Лежа ночью с открытым окном на площади Оперы - самое оживленное место на земном шаре, - я прислушиваюсь к гулу улицы, и она кажется мне живым существом. Несмолкаемый, сливающийся в одно рев автомобильных гудков, лязг и гиканье неуклюжих подвод, шипение пара, выкрики камло, какой-то звон, задавленный гул «метро» - все сливается в один голос улицы, ухо перестает различать отдельные звуки…
Уже с пяти утра голос все нарастает, нарастает… Все громче говорит, ворчит, сердится и смеется улица… Сон уходит, является беспричинный подъем, хочется делать что-то большое, важное, великое - вскакиваешь с постели. «Суждены нам благие порывы…»
Я люблю большой город. Особенно Париж. Особенно эту площадь Оперы.
Давно уже, когда я жил на Урале, у меня бывал железнодорожный чиновник. Когда-то он служил в гвардии, что-то случилось, и уже лет двадцать он сидел тут, отягченный семьей, опустившийся, втянувшийся в глухую провинциальную жизнь.
– Я вам не мешаю? - говорил он, приходя почти каждый день.

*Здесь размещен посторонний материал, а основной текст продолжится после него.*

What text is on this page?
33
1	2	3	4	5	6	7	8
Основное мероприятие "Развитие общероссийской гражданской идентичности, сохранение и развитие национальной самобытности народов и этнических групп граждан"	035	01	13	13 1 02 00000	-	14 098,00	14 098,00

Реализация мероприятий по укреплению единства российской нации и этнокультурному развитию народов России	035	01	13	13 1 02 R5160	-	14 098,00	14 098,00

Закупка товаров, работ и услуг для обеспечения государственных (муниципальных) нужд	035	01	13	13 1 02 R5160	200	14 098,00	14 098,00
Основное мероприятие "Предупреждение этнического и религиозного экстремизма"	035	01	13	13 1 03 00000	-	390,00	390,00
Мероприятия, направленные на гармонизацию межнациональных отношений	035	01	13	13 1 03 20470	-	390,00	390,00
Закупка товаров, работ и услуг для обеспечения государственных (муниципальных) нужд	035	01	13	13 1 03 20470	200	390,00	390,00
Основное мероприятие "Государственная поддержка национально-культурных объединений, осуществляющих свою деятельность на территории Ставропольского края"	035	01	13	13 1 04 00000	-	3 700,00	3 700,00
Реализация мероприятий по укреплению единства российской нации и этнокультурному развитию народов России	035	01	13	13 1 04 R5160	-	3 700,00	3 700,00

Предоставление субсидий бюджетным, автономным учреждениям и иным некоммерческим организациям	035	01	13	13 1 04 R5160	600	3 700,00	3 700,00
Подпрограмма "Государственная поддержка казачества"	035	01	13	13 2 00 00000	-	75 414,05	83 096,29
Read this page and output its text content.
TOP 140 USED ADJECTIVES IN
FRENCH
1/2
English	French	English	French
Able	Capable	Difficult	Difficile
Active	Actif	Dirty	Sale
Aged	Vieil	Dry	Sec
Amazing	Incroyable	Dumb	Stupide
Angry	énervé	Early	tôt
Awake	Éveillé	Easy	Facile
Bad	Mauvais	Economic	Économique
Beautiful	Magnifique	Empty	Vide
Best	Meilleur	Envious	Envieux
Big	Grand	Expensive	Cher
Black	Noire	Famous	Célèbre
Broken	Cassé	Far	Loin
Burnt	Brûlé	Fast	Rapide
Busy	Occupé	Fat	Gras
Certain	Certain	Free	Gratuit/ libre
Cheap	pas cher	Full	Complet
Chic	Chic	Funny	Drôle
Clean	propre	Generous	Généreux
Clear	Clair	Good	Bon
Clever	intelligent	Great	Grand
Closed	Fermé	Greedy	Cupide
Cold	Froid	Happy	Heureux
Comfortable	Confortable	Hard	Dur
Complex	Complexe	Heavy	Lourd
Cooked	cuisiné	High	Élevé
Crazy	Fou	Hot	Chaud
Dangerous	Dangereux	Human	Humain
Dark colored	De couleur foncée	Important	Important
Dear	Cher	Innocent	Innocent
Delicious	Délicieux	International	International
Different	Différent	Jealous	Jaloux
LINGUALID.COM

Когда-то он был в Париже. Выпив вина, после хорошего обеда, он становился разговорчивым. Глаза загорались, лицо озарялось доброй улыбкой, и он говорил:
– Еще разик хотел бы побывать… Посидеть в кафе около Оперы. Заказал бы стаканчик мазагранчику, закурил бы сигару и смотрел бы, смотрел… Пусть уже другие живут, пусть уж ухаживают за пикантными канашками, а я бы только смотрел… Мимо идет все такое элегантное, идут франты, в панамах, помахивая тросточками, девочки стучат высокими каблучками по тротуару и вертят задом, как птички на веточке, такие чертовски пикантные парижаночки…
Он щелкал пальцами и еще милее и ласковей улыбался:
– Пошел бы один раз к Прюнье… Знаете, ресторанчик такой в боковой уличке, от больших бульваров. Да-с… Прюнье, никогда не забуду… Сначала пройтись у окон. Боже ты мой, какие витрины… Лангусты, омары, эскарго, устрицы, мули… Весь океан в окне. Устрицы маренн, устрицы партюгэз, устрицы остендские, еще бог знает какие, свежехонькие и почти даром… С лимончиком, с пикантным соусом «кэтчап», со всем ароматом моря и со всей океанской свежестью… Сидят себе в ряд на полке - важные, красные, точно кардиналы или римские сенаторы, с усами как у запорожцев - это лангусты… А рядом омары с клешнями, со сладким мясом… с зазубринами. И такие особые щипчики подают к ним, чтобы ломать скорлупу, чтобы хорошенькой женщине не поцарапать пальчики… А на нижней полке тоже рядом сидят черные, живые еще, и ждут с нетерпением своей очереди, шевелят усищами и глаза таращат на прохожих… Ешьте ж меня, негодяи, надоело сидеть… Да-с… вот это жизнь, вот это культура!.. Один бы разок еще увидеть и помереть… «Ныне отпущаеши раба Твоего…»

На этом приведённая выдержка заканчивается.